Ein halbes Jahr im NÖ Sanitätsstab. Seit 26. Februar wird in St. Pölten an zahlreichen Maßnahmen gegen Corona gearbeitet.

Von Christine Haiderer. Erstellt am 19. August 2020 (05:26)
Bei Lagebesprechungen Ende Februar – wie hier mit Landesamtsdirektor Werner Trock, Bildungsdirektor Johann Heuras, LH-Stellvertreter Stephan Pernkopf, Landesrätin Ulrike Königsberger-Ludwig, Sanitätsdirektorin Irmgard Lechner und NÖ-Landesgesundheitsagentur-Vorstand Helmut Krenn – war Abstandhalten noch nicht üblich.
: NLK/Filzwieser

Vor sechs Monaten wurden die ersten Fälle von Covid-19 in Österreich bestätigt – und der Sanitätsstab in Niederösterreich nahm seine Arbeit auf. Bis zu 50 Menschen gleichzeitig arbeiteten in Spitzenzeiten rund um den Sanitätssaal in St. Pölten daran, alle notwendigen Maßnahmen zu setzen. Zwar gab es schon einen Pandemieplan. Allerdings für Krankheiten, die man kannte. „Es war eine völlig neue und außergewöhnliche Herausforderung“, so Sanitätsdirektorin Irmgard Lechner.
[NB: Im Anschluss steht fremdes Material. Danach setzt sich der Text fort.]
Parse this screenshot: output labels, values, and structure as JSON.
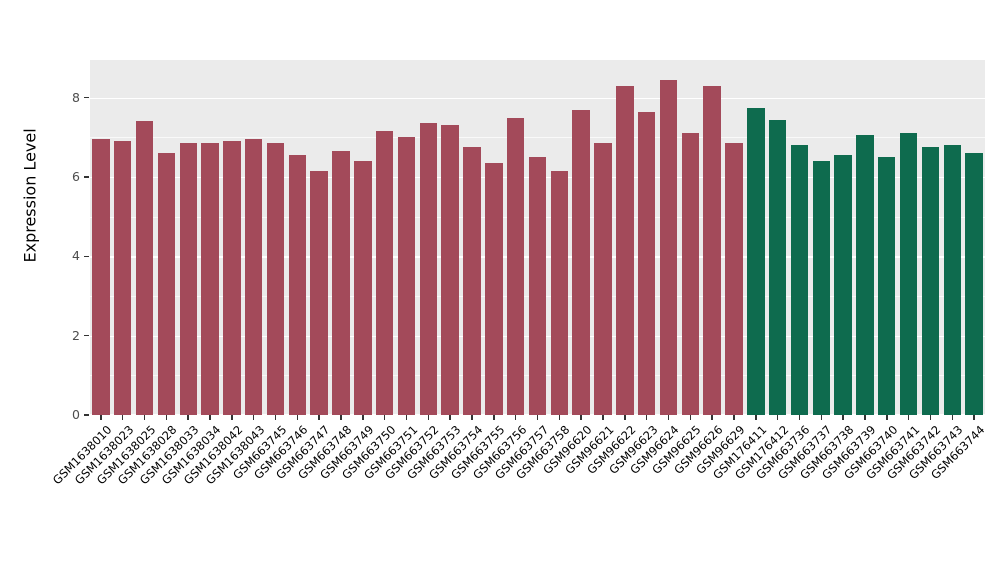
{
  "chart_data": {
    "type": "bar",
    "title": "",
    "xlabel": "",
    "ylabel": "Expression Level",
    "ylim": [
      0,
      8.95
    ],
    "yticks": [
      0,
      2,
      4,
      6,
      8
    ],
    "minor_ticks": [
      1,
      3,
      5,
      7
    ],
    "grid": true,
    "legend_position": "none",
    "panel_background": "#EBEBEB",
    "group_colors": {
      "group1": "#A34A5A",
      "group2": "#0E6B4E"
    },
    "points": [
      {
        "label": "GSM1638010",
        "value": 6.95,
        "group": "group1"
      },
      {
        "label": "GSM1638023",
        "value": 6.9,
        "group": "group1"
      },
      {
        "label": "GSM1638025",
        "value": 7.4,
        "group": "group1"
      },
      {
        "label": "GSM1638028",
        "value": 6.6,
        "group": "group1"
      },
      {
        "label": "GSM1638033",
        "value": 6.85,
        "group": "group1"
      },
      {
        "label": "GSM1638034",
        "value": 6.85,
        "group": "group1"
      },
      {
        "label": "GSM1638042",
        "value": 6.9,
        "group": "group1"
      },
      {
        "label": "GSM1638043",
        "value": 6.95,
        "group": "group1"
      },
      {
        "label": "GSM663745",
        "value": 6.85,
        "group": "group1"
      },
      {
        "label": "GSM663746",
        "value": 6.55,
        "group": "group1"
      },
      {
        "label": "GSM663747",
        "value": 6.15,
        "group": "group1"
      },
      {
        "label": "GSM663748",
        "value": 6.65,
        "group": "group1"
      },
      {
        "label": "GSM663749",
        "value": 6.4,
        "group": "group1"
      },
      {
        "label": "GSM663750",
        "value": 7.15,
        "group": "group1"
      },
      {
        "label": "GSM663751",
        "value": 7.0,
        "group": "group1"
      },
      {
        "label": "GSM663752",
        "value": 7.35,
        "group": "group1"
      },
      {
        "label": "GSM663753",
        "value": 7.3,
        "group": "group1"
      },
      {
        "label": "GSM663754",
        "value": 6.75,
        "group": "group1"
      },
      {
        "label": "GSM663755",
        "value": 6.35,
        "group": "group1"
      },
      {
        "label": "GSM663756",
        "value": 7.5,
        "group": "group1"
      },
      {
        "label": "GSM663757",
        "value": 6.5,
        "group": "group1"
      },
      {
        "label": "GSM663758",
        "value": 6.15,
        "group": "group1"
      },
      {
        "label": "GSM96620",
        "value": 7.7,
        "group": "group1"
      },
      {
        "label": "GSM96621",
        "value": 6.85,
        "group": "group1"
      },
      {
        "label": "GSM96622",
        "value": 8.3,
        "group": "group1"
      },
      {
        "label": "GSM96623",
        "value": 7.65,
        "group": "group1"
      },
      {
        "label": "GSM96624",
        "value": 8.45,
        "group": "group1"
      },
      {
        "label": "GSM96625",
        "value": 7.1,
        "group": "group1"
      },
      {
        "label": "GSM96626",
        "value": 8.3,
        "group": "group1"
      },
      {
        "label": "GSM96629",
        "value": 6.85,
        "group": "group1"
      },
      {
        "label": "GSM176411",
        "value": 7.75,
        "group": "group2"
      },
      {
        "label": "GSM176412",
        "value": 7.45,
        "group": "group2"
      },
      {
        "label": "GSM663736",
        "value": 6.8,
        "group": "group2"
      },
      {
        "label": "GSM663737",
        "value": 6.4,
        "group": "group2"
      },
      {
        "label": "GSM663738",
        "value": 6.55,
        "group": "group2"
      },
      {
        "label": "GSM663739",
        "value": 7.05,
        "group": "group2"
      },
      {
        "label": "GSM663740",
        "value": 6.5,
        "group": "group2"
      },
      {
        "label": "GSM663741",
        "value": 7.1,
        "group": "group2"
      },
      {
        "label": "GSM663742",
        "value": 6.75,
        "group": "group2"
      },
      {
        "label": "GSM663743",
        "value": 6.8,
        "group": "group2"
      },
      {
        "label": "GSM663744",
        "value": 6.6,
        "group": "group2"
      }
    ]
  }
}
Anfangs ging es vor allem darum, Schutzausrüstung zu organisieren. Contact Tracing und Tests mussten durchgeführt, Laborkapazitäten dafür gefunden und die Anmeldung für Testungen über ( 1450 ermöglicht werden. Bis zu 60 Epidemieärzte wurden angestellt, über 30.000 Absonderungsbescheide seit Beginn an ausgestellt. „Wir haben in NÖ schon früh Screenings durchgeführt“, so die für den öffentlichen Gesundheitsdienst zuständige Landesrätin Ulrike Königsberger-Ludwig.

Und: „Wir haben Datenbanken während der Krise programmiert“, so Lechner. Es gab und gibt Besprechungen mit Rettungsorganisationen, Feuerwehr, Notruf Niederösterreich, Bundesheer, Ärzte- und Zahnärztekammer, Gesundheitskasse usw. und interne Konferenzen – jede Bezirksverwaltungsbehörde hat einen eigenen Krisenstab. Anfangs noch persönlich, dann über Video und seitdem mit Abstand.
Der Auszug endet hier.